OOPSLA '99, "Object-Oriented Programming, Systems, Languages, and Applications", Nov. 1-5, 1999, Denver, CO.
This was an excellent conference with good tutorials and interesting exhibits.
Summary
- The tutorials were good; I took "Responsibility-Driven Design", "Usage-Centered Design with Essential Use Cases", "Subject-Oriented Programming…", and "Building and Reusing Highly Re-Useable and Configurable Frameworks".
- The conference had a number of interesting talks, including a particularly good keynote, "Analyzing Object-Oriented Software Architectures", by Rick Kazman.
- There was a vendor exhibit as well.
Tutorials
"Responsibility-Driven Design" by Wirfs-Brock & McKean. In their approach, you classify objects by their roles, such as "info-holder" or "controller". Then you balance behavior between objects in way that objects are approximately of equal intelligence, and collaborations are simplified.
"Usage-Centered Design with Essential Use Cases" by Noble and Constantine. Their approach focuses on simplifying and generalizing use case descriptions. They recognize new relationships between use cases (e.g., "resembles").
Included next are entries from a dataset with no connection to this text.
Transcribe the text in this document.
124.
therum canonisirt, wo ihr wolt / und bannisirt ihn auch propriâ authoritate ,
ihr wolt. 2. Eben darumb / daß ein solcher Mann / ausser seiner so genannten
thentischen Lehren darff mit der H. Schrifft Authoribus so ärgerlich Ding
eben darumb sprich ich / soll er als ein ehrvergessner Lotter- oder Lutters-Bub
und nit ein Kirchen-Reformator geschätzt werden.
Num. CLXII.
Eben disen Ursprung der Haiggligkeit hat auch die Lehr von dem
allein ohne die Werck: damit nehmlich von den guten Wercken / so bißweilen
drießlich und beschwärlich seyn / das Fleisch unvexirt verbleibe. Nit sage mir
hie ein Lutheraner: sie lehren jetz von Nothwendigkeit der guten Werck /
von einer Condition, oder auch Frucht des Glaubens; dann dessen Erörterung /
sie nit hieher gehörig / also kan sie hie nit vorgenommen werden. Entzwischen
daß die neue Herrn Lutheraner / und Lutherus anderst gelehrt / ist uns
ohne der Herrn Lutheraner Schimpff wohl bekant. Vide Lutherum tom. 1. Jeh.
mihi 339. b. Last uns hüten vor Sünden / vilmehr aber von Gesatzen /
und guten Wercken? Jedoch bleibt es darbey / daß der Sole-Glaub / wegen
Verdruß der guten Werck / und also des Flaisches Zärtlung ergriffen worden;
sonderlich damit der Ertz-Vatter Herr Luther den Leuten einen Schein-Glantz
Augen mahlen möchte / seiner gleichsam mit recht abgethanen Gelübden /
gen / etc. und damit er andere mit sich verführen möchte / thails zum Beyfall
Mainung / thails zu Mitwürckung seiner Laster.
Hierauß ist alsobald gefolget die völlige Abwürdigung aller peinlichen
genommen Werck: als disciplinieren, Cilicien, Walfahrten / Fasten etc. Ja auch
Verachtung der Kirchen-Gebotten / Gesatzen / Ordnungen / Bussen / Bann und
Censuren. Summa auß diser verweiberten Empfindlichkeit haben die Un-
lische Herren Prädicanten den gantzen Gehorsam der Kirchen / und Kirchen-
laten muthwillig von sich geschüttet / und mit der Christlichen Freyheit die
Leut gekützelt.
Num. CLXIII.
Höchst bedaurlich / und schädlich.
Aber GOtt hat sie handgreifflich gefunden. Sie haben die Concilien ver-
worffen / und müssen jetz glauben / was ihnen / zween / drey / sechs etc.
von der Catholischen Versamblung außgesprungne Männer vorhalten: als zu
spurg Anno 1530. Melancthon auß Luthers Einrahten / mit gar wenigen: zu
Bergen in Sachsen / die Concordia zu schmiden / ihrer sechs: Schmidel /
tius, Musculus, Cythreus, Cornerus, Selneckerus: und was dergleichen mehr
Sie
They focus on showing accurate relationships between use cases (such as showing where things can proceed in parallel or what absolutely must precede what). They also have a method to help in moving from use cases to user interfaces.
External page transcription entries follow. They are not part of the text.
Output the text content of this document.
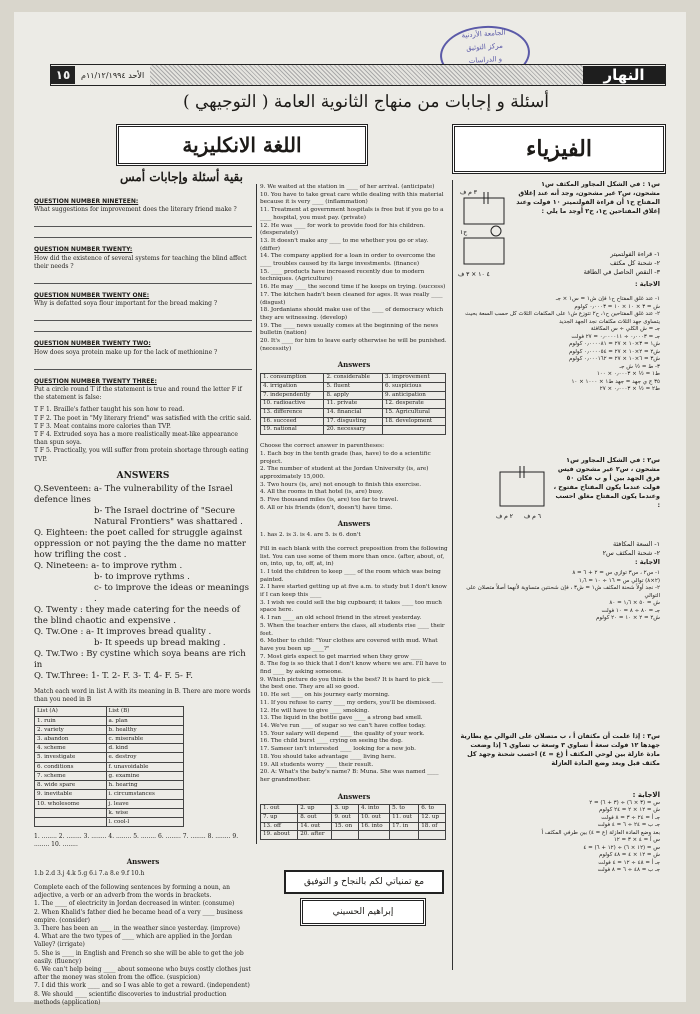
الجامعة الأردنية
مركز التوثيق
و الدراسات
١٥	الأحد ١١/١٢/١٩٩٤م	النهار
أسئلة و إجابات من منهاج الثانوية العامة ( التوجيهي )
اللغة الانكليزية	الفيزياء
بقية أسئلة وإجابات أمس
QUESTION NUMBER NINETEEN:
What suggestions for improvement does the literary friend make ?
QUESTION NUMBER TWENTY:
How did the existence of several systems for teaching the blind affect their needs ?
QUESTION NUMBER TWENTY ONE:
Why is defatted soya flour important for the bread making ?
QUESTION NUMBER TWENTY TWO:
How does soya protein make up for the lack of methionine ?
QUESTION NUMBER TWENTY THREE:
Put a circle round T if the statement is true and round the letter F if the statement is false:
T F 1. Braille's father taught his son how to read.
T F 2. The poet in "My literary friend" was satisfied with the critic said.
T F 3. Meat contains more calories than TVP.
T F 4. Extruded soya has a more realistically meat-like appearance than spun soya.
T F 5. Practically, you will suffer from protein shortage through eating TVP.
ANSWERS
Q.Seventeen: a- The vulnerability of the Israel defence lines
b- The Israel doctrine of "Secure Natural Frontiers" was shattared .
Q. Eighteen: the poet called for struggle against oppression or not paying the the dame no matter how trifling the cost .
Q. Nineteen: a- to improve rythm .
b- to improve rythms .
c- to improve the ideas or meanings .
Q. Twenty : they made catering for the needs of the blind chaotic and expensive .
Q. Tw.One : a- It improves bread quality .
b- It speeds up bread making .
Q. Tw.Two : By cystine which soya beans are rich in
Q. Tw.Three: 1- T. 2- F. 3- T. 4- F. 5- F.
Match each word in list A with its meaning in B. There are more words than you need in B
List (A)	List (B)
1. ruin	a. plan
2. variety	b. healthy
3. abandon	c. miserable
4. scheme	d. kind
5. investigate	e. destroy
6. conditions	f. unavoidable
7. scheme	g. examine
8. wide spare	h. hearing
9. inevitable	i. circumstances
10. wholesome	j. leave
	k. wise
	l. cool-l
1. ........ 2. ........ 3. ........ 4. ........ 5. ........ 6. ........ 7. ........ 8. ........ 9. ........ 10. ........
Answers
1.b 2.d 3.j 4.k 5.g 6.i 7.a 8.e 9.f 10.h
Complete each of the following sentences by forming a noun, an adjective, a verb or an adverb from the words in brackets.
1. The ____ of electricity in Jordan decreased in winter. (consume)
2. When Khalid's father died he became head of a very ____ business empire. (consider)
3. There has been an ____ in the weather since yesterday. (improve)
4. What are the two types of ____ which are applied in the Jordan Valley? (irrigate)
5. She is ____ in English and French so she will be able to get the job easily. (fluency)
6. We can't help being ____ about someone who buys costly clothes just after the money was stolen from the office. (suspicion)
7. I did this work ____ and so I was able to get a reward. (independent)
8. We should ____ scientific discoveries to industrial production methods (application)
9. We waited at the station in ____ of her arrival. (anticipate)
10. You have to take great care while dealing with this material because it is very ____ (inflammation)
11. Treatment at government hospitals is free but if you go to a ____ hospital, you must pay. (private)
12. He was ____ for work to provide food for his children. (desperately)
13. It doesn't make any ____ to me whether you go or stay. (differ)
14. The company applied for a loan in order to overcome the ____ troubles caused by its large investments. (finance)
15. ____ products have increased recently due to modern techniques. (Agriculture)
16. He may ____ the second time if he keeps on trying. (success)
17. The kitchen hadn't been cleaned for ages. It was really ____ (disgust)
18. Jordanians should make use of the ____ of democracy which they are witnessing. (develop)
19. The ____ news usually comes at the beginning of the news bulletin (nation)
20. It's ____ for him to leave early otherwise he will be punished. (necessity)
Answers
1. consumption	2. considerable	3. improvement
4. irrigation	5. fluent	6. suspicious
7. independently	8. apply	9. anticipation
10. radioactive	11. private	12. desperate
13. difference	14. financial	15. Agricultural
16. succeed	17. disgusting	18. development
19. national	20. necessary	
Choose the correct answer in parentheses:
1. Each boy in the tenth grade (has, have) to do a scientific project.
2. The number of student at the Jordan University (is, are) approximately 15,000.
3. Two hours (is, are) not enough to finish this exercise.
4. All the rooms in that hotel (is, are) busy.
5. Five thousand miles (is, are) too far to travel.
6. All or his friends (don't, doesn't) have time.
Answers
1. has 2. is 3. is 4. are 5. is 6. don't
Fill in each blank with the correct preposition from the following list. You can use some of them more than once. (after, about, of, on, into, up, to, off, at, in)
1. I told the children to keep ____ of the room which was being painted.
2. I have started getting up at five a.m. to study but I don't know if I can keep this ____
3. I wish we could sell the big cupboard; it takes ____ too much space here.
4. I ran ____ an old school friend in the street yesterday.
5. When the teacher enters the class, all students rise ____ their feet.
6. Mother to child: "Your clothes are covered with mud. What have you been up ____?"
7. Most girls expect to get married when they grow ____
8. The fog is so thick that I don't know where we are. I'll have to find ____ by asking someone.
9. Which picture do you think is the best? It is hard to pick ____ the best one. They are all so good.
10. He set ____ on his journey early morning.
11. If you refuse to carry ____ my orders, you'll be dismissed.
12. He will have to give ____ smoking.
13. The liquid in the bottle gave ____ a strong bad smell.
14. We've run ____ of sugar so we can't have coffee today.
15. Your salary will depend ____ the quality of your work.
16. The child burst ____ crying on seeing the dog.
17. Sameer isn't interested ____ looking for a new job.
18. You should take advantage ____ living here.
19. All students worry ____ their result.
20. A: What's the baby's name? B: Muna. She was named ____ her grandmother.
Answers
1. out	2. up	3. up	4. into	5. to	6. to
7. up	8. out	9. out	10. out	11. out	12. up
13. off	14. out	15. on	16. into	17. in	18. of
19. about	20. after				
مع تمنياتي لكم بالنجاح و التوفيق
إبراهيم الحسيني
س١ : في الشكل المجاور المكثف س١ مشحون، س٢ غير مشحون، وجد أنه عند إغلاق المفتاح ح١ أن قراءة الفولتميتر ١٠ فولت وعند إغلاق المفتاحين ح١، ح٢ أوجد ما يلي :
١- قراءة الفولتميتر
٢- شحنة كل مكثف
٣- النقص الحاصل في الطاقة
الاجابة :
٣ م ف
ح١
٤ ١٠ × ٣ ف
١- عند غلق المفتاح ح١ فإن ش١ = س١ × جـ
ش = ٣ × ١٠ × ١٠ = ٠٫٠٠٠٣ كولوم
٢- عند غلق المفتاحين ح١، ح٢ تتوزع ش١ على المكثفات الثلاث كل حسب السعة بحيث يتساوى جهد الثلاث مكثفات نجد الجهد الجديد
جـ = ش الكلي ÷ س المكافئة
جـ = ٠٫٠٠٠٣ ÷ ٠٫٠٠٠٠١١ = ٢٧ فولت
ش١ = ٣×١٠ × ٢٧ = ٠٫٠٠٠٠٨١ كولوم
ش٢ = ٢×١٠ × ٢٧ = ٠٫٠٠٠٠٥٤ كولوم
ش٣ = ٦×١٠ × ٢٧ = ٠٫٠٠٠١٦٢ كولوم
٣- ط = ½ ش جـ
ط١ = ½ × ٠٫٠٠٠٣ × ١٠٠
٣٥ ج ي جهد = جهد ط١ × ١٠٠٠ × ١٠
ط٢ = ½ × ٠٫٠٠٠٣ × ٢٧
س٢ : في الشكل المجاور س١ مشحون ، س٢ غير مشحون فيس فرق الجهد بين أ و ب فكان ٥٠ فولت عندما يكون المفتاح مفتوح ، وعندما يكون المفتاح مغلق احسب :
٢ م ف ٦ م ف
١- السعة المكافئة
٢- شحنة المكثف س٢
الاجابة :
١- س٢ ، س٣ توازي س = ٢ + ٦ = ٨
(٢×٨) توالي س = ١٦ ÷ ١٠ = ١٫٦
٢- نجد أولاً شحنة المكثف ش١ = ش٣ ، فإن شحنتين متساوية لأنهما أصلاً متصلان على التوالي
ش = ٥٠ × ١٫٦ = ٨٠
جـ = ٨٠ ÷ ٨ = ١٠ فولت
ش٢ = ٢ × ١٠ = ٢٠ كولوم
س٣ : إذا علمت أن مكثفان أ ، ب متصلان على التوالي مع بطارية جهدها ١٢ فولت سعة أ تساوي ٣ وسعة ب تساوي ٦ إذا وضعت مادة عازلة بين لوحي المكثف أ (ع = ٤) احسب شحنة وجهد كل مكثف قبل وبعد وضع المادة العازلة
الاجابة :
س = (٣ × ٦) ÷ (٣ + ٦) = ٢
ش = ١٢ × ٢ = ٢٤ كولوم
جـ أ = ٢٤ ÷ ٣ = ٨ فولت
جـ ب = ٢٤ ÷ ٦ = ٤ فولت
بعد وضع المادة العازلة (ع = ٤) بين طرفي المكثف أ
س أ = ٤ × ٣ = ١٢
س = (١٢ × ٦) ÷ (١٢ + ٦) = ٤
ش = ١٢ × ٤ = ٤٨ كولوم
جـ أ = ٤٨ ÷ ١٢ = ٤ فولت
جـ ب = ٤٨ ÷ ٦ = ٨ فولت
"Subject-Oriented Programming…" by Ossher and Tarr. Subject-oriented programming extends the OO approach with "subjects" that describe independent parts of a program. For example, a calculator might have checking, display, and evaluation features, as well as logging and caching. A subject-oriented program for this would have separate pieces that focus on the individual areas, and use composition rules to produce the final (merged) program. Their approach attempts to make changes "additive" instead of affecting existing code.
"Building and Reusing Highly Re-useable and Configurable Frameworks" by Devos and Tilman. This tutorial was a disappointment. They used a reflective approach to build a framework. The framework was a technical success but it required a lot of tuning to be used with a relatively small databases of ~150K items. Some parts of this talk were more useful, looking at frameworks from the view of domain analysis, amortizing development, and generating support.
Conference
My favorite two talks: "Fun with Squeak and Other Smalltalks" by Dan Ingalls. Squeak is a fairly new version of Smalltalk, with impressive support for multimedia).
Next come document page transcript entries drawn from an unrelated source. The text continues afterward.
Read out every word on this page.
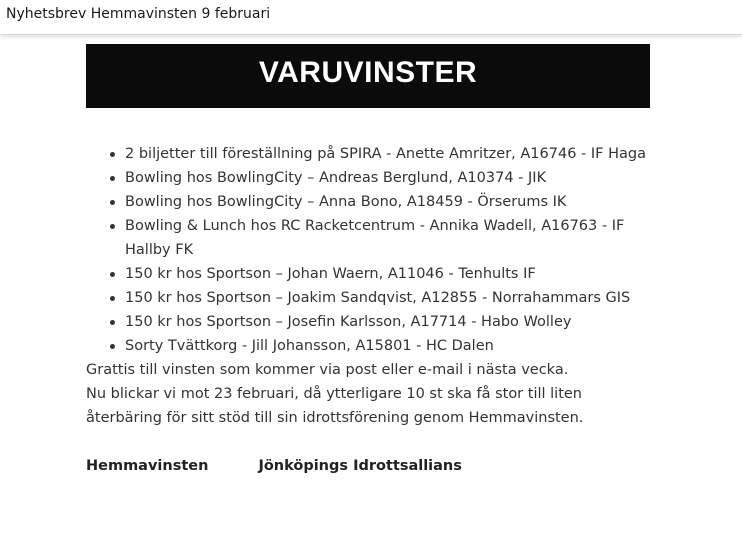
Nyhetsbrev Hemmavinsten 9 februari
VARUVINSTER
2 biljetter till föreställning på SPIRA - Anette Amritzer, A16746 - IF Haga
Bowling hos BowlingCity – Andreas Berglund, A10374 - JIK
Bowling hos BowlingCity – Anna Bono, A18459 - Örserums IK
Bowling & Lunch hos RC Racketcentrum - Annika Wadell, A16763 - IF Hallby FK
150 kr hos Sportson – Johan Waern, A11046 - Tenhults IF
150 kr hos Sportson – Joakim Sandqvist, A12855 - Norrahammars GIS
150 kr hos Sportson – Josefin Karlsson, A17714 - Habo Wolley
Sorty Tvättkorg - Jill Johansson, A15801 - HC Dalen

Grattis till vinsten som kommer via post eller e-mail i nästa vecka.

Nu blickar vi mot 23 februari, då ytterligare 10 st ska få stor till liten återbäring för sitt stöd till sin idrottsförening genom Hemmavinsten.

Hemmavinsten	Jönköpings Idrottsallians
"Analyzing Object-Oriented Software Architectures", by Rick Kazman. Kazman's group at CMU's Software Engineering Institute is building a conceptual framework where you can take non-functional requirements ("ilities" such as scalability, performance, etc.) and map them back against candidate architectures. See http://www.sei.cmu.edu/ata/ata_init2.html for more information.
I went to panels on "Is UML an ADL?" ("not really"), "Product Development at Net Speed" ("nobody knows what it takes to do it in the corporate environment"), and "The Show Trial of the Gang of Four" ("fairly funny"). I went to a standup talk on XP (and I hope to follow up on this area); the poster sessions; miscellaneous paper reports; an e-commerce talk; and a keynote by James Burke ("entertaining but not convincing").
I saw three themes in the conference:
- Patterns are through the "hype cycle": the GOF design patterns are no longer blindly touted as useful everywhere, but instead are seen as part of the designer's toolbox, to be understood and used where appropriate.
- "Architecture" is a new focus. There is a realization that there's still no consensus on exactly what "architecture" means.
- RUP ("Rational Unified Process") has problems; people are exploring OPEN and XP.
Exhibit
Exhibitors included Addison-Wesley, Advanced Software Techngologies, Instantiations, Princeton Softech, QSS, Sterling Software, Silvermark, Unity Software, and many others.